Because datasets are accessible through the API, data can be retrieved programmatically and integrated into dashboards, data models, or automated reporting workflows across different environments.
Common use cases
- Tableau: Connect using web-based data queries or API-driven workflows
- Excel: Load data using Power Query (Get Data → From Web)
- Python / Databricks: Retrieve datasets using the Furnilytics Python library or standard API requests
- Data warehouses and pipelines: Ingest data into internal platforms and scheduled data workflows
How it works
In all cases, the process follows the same principle: identify the relevant dataset using its table ID, retrieve the data through the Furnilytics API, and transform it into a tabular format within your tool of choice.
Step 4 (optional) — Access Data Programmatically
For users who want to integrate Furnilytics data into analytical workflows, dashboards, or automated pipelines, datasets can also be accessed programmatically. The two main options are the Furnilytics Python library and the underlying HTTP API.
In both cases, the workflow is the same: identify the dataset using its table ID, retrieve metadata if needed, and then request the data rows directly. Public datasets can be accessed without authentication, while Pro datasets require an API key.
Option A — Python (recommended)
The easiest way to work with Furnilytics data programmatically is through the Python library. It wraps the API and returns datasets directly as Pandas DataFrames, which makes it convenient for analysis, notebooks, ETL jobs, and dashboard backends.

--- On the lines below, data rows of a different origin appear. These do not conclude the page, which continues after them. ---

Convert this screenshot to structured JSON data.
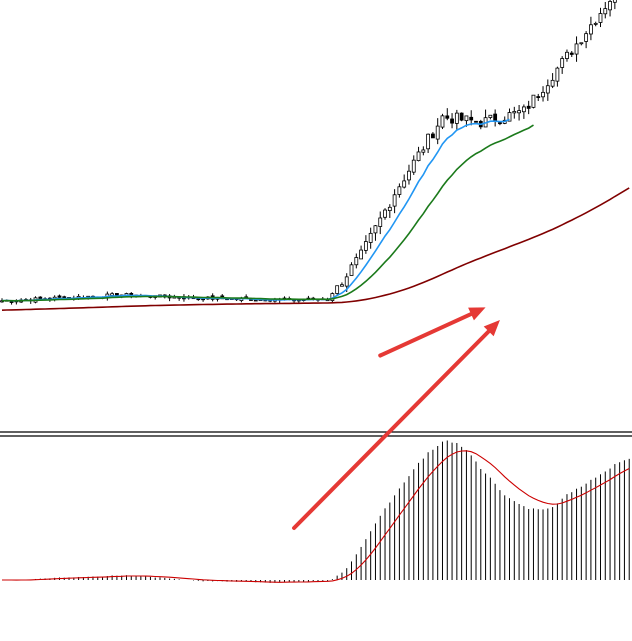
{
  "chart_data": {
    "type": "candlestick",
    "title": "",
    "xlabel": "",
    "ylabel": "",
    "grid": false,
    "background_color": "#ffffff",
    "price_panel": {
      "bars": 132,
      "ylim": [
        0,
        100
      ],
      "close_anchors": [
        [
          0,
          9.8
        ],
        [
          25,
          11.4
        ],
        [
          40,
          10.5
        ],
        [
          60,
          10.0
        ],
        [
          68,
          10.3
        ],
        [
          75,
          22
        ],
        [
          82,
          39
        ],
        [
          92,
          59.5
        ],
        [
          100,
          58
        ],
        [
          109,
          61
        ],
        [
          119,
          77.5
        ],
        [
          132,
          100
        ]
      ],
      "moving_averages": [
        {
          "period": 8,
          "color": "#2196f3",
          "visible_end": 107
        },
        {
          "period": 21,
          "color": "#1b7a1b",
          "visible_end": 112
        },
        {
          "period": 144,
          "color": "#800000"
        }
      ],
      "arrow": {
        "color": "#e53935",
        "from": [
          79,
          -5
        ],
        "to": [
          101,
          8
        ]
      }
    },
    "indicator_panel": {
      "type": "histogram",
      "bar_color": "#000000",
      "signal_color": "#cc0000",
      "ylim": [
        -1,
        10
      ],
      "zero": 0,
      "arrow": {
        "color": "#e53935",
        "from": [
          61,
          4
        ],
        "to": [
          104,
          20
        ]
      }
    },
    "separator_color": "#000000"
  }
}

The client supports the main API endpoints for dataset discovery, metadata lookup, and table retrieval. It also handles authentication and common API errors in a more structured way than raw HTTP requests.
Install the package
pip install furnilytics
Basic example
from furnilytics import Client
cli = Client()
# Fetch rows from a dataset
df = cli.data(
"other/materials/eu_pb_price",
limit=10,
geo=["PL", "DE"]
)
print(df.head())
You can also use the client to browse available datasets via /datasets, inspect table metadata via
/metadata, and request metadata for one specific table before retrieving the data itself.
If you have Pro access, you can pass your API key through the client or set it as an environment variable. Public datasets can be used without a key.
See full API and Python documentation →
Option B — HTTP API
Furnilytics data can also be retrieved directly through standard HTTP requests. This is useful for Power BI, Excel Power Query, internal data pipelines, or environments where you prefer to connect to the API without using the Python client.
The main endpoints are:
/datasets— browse the dataset catalogue/metadata— inspect metadata for all datasets/metadata/{table_id}— inspect metadata for one dataset/data/{table_id}— retrieve dataset rows
Basic data request
GET /data/other/materials/eu_pb_price?geo=PL&frm=2023-01-01&limit=100
The /data/ endpoint supports a few simple query parameters:
frm— start dateto— end datelimit— maximum number of rows<column>=value— filter by dataset column, for examplegeo=PL
Text filters are case-insensitive, and multiple values can be passed as comma-separated selections,
for example geo=PL,DE.
Public datasets can be requested directly. For Pro datasets, include your API key in the
X-API-Key request header.
Example with API key
curl -H "X-API-Key: your_api_key" \
"https://api.furnilytics.com/data/other/materials/eu_pb_price?geo=PL,DE&limit=100"
This direct HTTP approach is the same foundation used by dashboard tools and other integrations. The Python client is essentially a convenience layer on top of these same endpoints.